Texas Lawmaker Wants To Crack Down On Those Who Lie On Gun Forms

It’s not difficult to buy a gun if you want one, but there are steps you have to take like filling out a 4473 form. The key, though, is not being a prohibited person. In other words, you can’t be a felon or anyone else who is prohibited from owning firearms in this great land.

Federal law says that even attempting to buy a gun when you’re prohibited is a felony, but one long-standing problem is that when someone tries to purchase a firearm despite that status, there’s often nothing done.

Now, a Texas lawmaker wants to change that.

In a statement, the Texas attorney general’s office said this is a crime that is prosecuted at the federal level.

But State Rep. Gina Hinojosa, D-Austin, is working to change that.

Hinojosa filed a bill in the last legislative session and has filed a similar bill in the coming session that will give local district attorneys the authority to prosecute those who lie on the 4473.

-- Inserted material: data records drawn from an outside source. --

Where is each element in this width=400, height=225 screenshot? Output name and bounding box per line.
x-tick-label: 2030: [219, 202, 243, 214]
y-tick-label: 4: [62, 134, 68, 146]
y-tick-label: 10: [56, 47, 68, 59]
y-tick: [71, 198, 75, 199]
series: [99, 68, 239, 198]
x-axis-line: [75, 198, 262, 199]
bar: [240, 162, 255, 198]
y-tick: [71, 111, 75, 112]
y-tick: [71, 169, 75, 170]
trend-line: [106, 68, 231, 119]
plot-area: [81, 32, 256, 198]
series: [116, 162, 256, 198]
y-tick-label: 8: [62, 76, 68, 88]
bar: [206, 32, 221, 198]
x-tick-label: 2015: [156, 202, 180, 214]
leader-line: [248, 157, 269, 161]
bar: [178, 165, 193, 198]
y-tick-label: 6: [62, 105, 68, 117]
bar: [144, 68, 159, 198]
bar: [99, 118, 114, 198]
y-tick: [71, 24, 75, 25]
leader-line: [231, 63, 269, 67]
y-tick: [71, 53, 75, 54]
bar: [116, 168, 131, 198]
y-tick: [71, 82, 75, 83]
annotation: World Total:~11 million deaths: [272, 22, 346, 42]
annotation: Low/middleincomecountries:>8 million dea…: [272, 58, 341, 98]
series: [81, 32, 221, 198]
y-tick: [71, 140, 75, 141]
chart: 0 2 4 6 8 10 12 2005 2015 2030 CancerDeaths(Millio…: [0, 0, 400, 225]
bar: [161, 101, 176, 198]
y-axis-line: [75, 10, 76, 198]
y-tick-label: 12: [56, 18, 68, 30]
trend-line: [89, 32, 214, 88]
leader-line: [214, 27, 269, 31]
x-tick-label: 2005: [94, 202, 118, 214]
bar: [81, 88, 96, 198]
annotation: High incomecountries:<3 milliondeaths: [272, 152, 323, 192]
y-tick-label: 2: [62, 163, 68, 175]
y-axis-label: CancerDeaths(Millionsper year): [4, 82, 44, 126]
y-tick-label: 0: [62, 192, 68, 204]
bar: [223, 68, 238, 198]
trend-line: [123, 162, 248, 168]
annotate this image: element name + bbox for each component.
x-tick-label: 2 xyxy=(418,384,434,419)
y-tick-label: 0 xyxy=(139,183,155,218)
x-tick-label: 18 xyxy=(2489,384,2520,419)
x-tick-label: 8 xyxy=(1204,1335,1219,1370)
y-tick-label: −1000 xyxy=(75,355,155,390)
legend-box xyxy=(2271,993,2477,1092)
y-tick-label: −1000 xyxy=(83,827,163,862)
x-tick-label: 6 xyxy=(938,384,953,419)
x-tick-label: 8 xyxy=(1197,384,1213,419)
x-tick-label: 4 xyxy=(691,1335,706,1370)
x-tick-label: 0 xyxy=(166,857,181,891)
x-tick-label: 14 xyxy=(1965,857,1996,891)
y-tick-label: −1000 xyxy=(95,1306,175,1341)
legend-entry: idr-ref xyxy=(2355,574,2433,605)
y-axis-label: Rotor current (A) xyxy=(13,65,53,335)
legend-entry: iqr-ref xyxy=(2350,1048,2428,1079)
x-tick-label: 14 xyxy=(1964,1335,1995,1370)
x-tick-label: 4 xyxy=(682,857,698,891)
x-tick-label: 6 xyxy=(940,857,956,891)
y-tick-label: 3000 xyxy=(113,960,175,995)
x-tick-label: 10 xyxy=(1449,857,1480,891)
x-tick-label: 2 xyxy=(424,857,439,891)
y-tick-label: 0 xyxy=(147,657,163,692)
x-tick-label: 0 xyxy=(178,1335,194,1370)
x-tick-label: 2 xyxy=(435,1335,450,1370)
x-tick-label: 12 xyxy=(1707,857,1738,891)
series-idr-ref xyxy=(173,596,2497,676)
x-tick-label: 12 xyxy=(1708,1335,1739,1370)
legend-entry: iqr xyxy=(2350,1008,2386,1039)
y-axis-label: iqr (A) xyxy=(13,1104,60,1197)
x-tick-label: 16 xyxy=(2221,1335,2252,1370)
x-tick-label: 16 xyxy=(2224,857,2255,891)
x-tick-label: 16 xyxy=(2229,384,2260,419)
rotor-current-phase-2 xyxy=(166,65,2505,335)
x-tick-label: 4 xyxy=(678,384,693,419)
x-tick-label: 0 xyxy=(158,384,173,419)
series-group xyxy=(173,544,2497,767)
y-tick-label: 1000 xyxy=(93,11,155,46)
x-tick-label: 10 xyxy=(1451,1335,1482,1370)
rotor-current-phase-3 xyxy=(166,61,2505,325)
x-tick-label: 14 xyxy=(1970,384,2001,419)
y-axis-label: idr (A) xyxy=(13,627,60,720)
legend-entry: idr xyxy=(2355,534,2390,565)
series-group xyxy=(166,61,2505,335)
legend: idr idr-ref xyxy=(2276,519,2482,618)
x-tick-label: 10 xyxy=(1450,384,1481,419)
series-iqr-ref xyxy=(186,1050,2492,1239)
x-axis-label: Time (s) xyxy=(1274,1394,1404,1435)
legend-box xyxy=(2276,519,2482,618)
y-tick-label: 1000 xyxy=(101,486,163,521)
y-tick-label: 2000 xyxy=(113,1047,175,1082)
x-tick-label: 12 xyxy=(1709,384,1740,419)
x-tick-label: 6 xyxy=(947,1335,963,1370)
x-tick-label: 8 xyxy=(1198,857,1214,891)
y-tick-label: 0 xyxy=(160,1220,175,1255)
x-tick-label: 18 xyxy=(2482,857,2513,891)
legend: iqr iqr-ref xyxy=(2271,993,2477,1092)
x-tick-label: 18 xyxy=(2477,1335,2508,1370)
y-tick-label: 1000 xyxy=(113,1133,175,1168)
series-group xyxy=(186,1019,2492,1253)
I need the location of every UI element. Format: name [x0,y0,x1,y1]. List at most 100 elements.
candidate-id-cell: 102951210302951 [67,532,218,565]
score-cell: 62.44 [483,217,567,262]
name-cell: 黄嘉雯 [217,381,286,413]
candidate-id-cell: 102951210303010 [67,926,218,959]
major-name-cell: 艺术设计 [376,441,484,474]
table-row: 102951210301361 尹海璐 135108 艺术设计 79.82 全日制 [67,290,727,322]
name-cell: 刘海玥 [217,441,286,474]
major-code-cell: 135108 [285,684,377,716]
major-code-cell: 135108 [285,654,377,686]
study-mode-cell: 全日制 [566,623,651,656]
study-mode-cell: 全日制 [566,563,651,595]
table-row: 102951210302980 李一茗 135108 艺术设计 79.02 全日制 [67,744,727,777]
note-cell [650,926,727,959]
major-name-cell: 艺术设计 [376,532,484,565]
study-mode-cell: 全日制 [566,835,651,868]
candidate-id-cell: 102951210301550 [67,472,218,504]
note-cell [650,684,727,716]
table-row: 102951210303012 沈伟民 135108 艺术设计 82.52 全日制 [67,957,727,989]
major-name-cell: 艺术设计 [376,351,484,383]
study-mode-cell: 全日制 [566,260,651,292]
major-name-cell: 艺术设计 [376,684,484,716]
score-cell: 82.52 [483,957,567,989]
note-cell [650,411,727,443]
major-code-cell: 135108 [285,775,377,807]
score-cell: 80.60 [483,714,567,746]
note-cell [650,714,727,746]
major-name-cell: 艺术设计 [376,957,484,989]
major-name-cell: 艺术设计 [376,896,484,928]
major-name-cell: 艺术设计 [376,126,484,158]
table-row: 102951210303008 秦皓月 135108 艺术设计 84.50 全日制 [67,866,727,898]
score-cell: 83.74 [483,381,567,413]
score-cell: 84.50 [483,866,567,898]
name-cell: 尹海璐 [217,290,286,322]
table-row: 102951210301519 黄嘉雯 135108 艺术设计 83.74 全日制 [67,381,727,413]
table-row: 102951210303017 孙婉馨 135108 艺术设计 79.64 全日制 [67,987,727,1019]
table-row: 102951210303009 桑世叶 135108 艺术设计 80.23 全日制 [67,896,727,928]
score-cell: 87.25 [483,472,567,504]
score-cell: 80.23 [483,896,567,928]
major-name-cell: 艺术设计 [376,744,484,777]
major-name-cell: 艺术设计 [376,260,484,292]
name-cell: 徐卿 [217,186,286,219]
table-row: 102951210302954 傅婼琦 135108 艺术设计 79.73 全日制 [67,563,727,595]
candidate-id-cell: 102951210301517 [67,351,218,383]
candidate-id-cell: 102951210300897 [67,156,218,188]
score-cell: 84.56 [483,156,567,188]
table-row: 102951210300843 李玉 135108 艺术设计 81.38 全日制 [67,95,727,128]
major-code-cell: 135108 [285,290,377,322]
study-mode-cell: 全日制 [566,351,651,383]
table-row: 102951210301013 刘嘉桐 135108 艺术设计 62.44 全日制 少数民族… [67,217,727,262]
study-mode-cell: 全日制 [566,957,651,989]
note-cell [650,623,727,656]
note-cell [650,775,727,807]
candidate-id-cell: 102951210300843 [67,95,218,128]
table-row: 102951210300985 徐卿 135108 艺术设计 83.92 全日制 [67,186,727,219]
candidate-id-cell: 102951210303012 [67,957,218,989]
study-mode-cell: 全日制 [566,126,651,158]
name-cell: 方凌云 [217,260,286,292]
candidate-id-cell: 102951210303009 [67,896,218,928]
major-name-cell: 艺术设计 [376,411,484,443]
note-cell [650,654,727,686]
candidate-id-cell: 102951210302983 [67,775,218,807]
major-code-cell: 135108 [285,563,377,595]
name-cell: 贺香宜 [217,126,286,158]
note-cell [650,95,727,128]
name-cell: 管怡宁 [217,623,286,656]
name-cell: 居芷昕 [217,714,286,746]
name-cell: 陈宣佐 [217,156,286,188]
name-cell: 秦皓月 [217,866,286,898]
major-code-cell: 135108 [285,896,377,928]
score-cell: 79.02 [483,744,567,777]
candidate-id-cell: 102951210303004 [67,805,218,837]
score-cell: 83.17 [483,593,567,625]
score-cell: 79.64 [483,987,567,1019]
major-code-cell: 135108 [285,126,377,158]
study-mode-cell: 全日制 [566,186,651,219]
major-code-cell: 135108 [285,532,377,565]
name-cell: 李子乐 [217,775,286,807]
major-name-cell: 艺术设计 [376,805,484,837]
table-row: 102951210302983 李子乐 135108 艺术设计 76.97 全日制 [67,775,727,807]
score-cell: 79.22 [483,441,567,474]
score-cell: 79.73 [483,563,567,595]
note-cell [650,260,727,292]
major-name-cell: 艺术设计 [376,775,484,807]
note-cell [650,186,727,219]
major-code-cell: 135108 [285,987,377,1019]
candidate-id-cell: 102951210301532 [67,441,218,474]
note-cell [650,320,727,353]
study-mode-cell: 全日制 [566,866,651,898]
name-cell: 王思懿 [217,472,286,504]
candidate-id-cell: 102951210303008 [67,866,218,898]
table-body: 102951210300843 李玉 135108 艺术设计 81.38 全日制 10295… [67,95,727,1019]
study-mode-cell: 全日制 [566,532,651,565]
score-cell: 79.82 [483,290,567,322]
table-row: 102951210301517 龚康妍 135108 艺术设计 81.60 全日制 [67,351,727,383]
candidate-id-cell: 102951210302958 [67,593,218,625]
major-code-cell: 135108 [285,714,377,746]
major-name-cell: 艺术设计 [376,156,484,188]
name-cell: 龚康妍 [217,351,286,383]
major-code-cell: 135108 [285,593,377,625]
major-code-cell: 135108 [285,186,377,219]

“What this bill says is that it would be a state violation of law, a misdemeanor, to lie on a background check to try to get a gun — hence ‘lie to try,’ ” she said.

Hinojosa said gun rights advocates opposed her last bill, saying it was unnecessary because violations are handled at the federal level.

But based on the findings of the GAO’s report, a .09 percent prosecution rate does suggest closing the “lie and try” loophole needs some help in Texas, she said.

“This is about keeping guns out of the hands of people we have already established should not have guns,” Hinojosa said.

Now, I’m a gun rights advocate, but I will say that any argument that claims these cases are taken up at the federal level is seriously off-base. They’re not. We know that as plain as day.

Those who try to purchase guns illegally through a lawful FFL holder are sent away, sure, but they’re not prosecuted. Instead, they get a glimpse into the system (which they shouldn’t need, but most criminals aren’t all that bright) which allows them to figure out ways to circumvent it for next time.

Assuming, of course, they can’t find a straw buyer.

Now, should this law go through? I don’t know. Realistically, I don’t trust a Democrat to craft a law like this and not overstep those thinly described boundaries. I could easily see this particular law being used to punish gun stores or others for the illegal acts of a few, and, as such, I’ll want to see the actual bill.

In the meantime, though, let’s not pretend the matter is being handled. It’s not.

If there’s going to be a discussion, let’s have it about whether this needs to be dealt with at all and, if so, why the federal government isn’t doing something about it as it stands. Let’s have that debate this time around. You know, just to shake things up.

In the meantime, let’s also keep an eye out to see if Hinojosa is trying to backdoor in some gun control in the Lone Star State.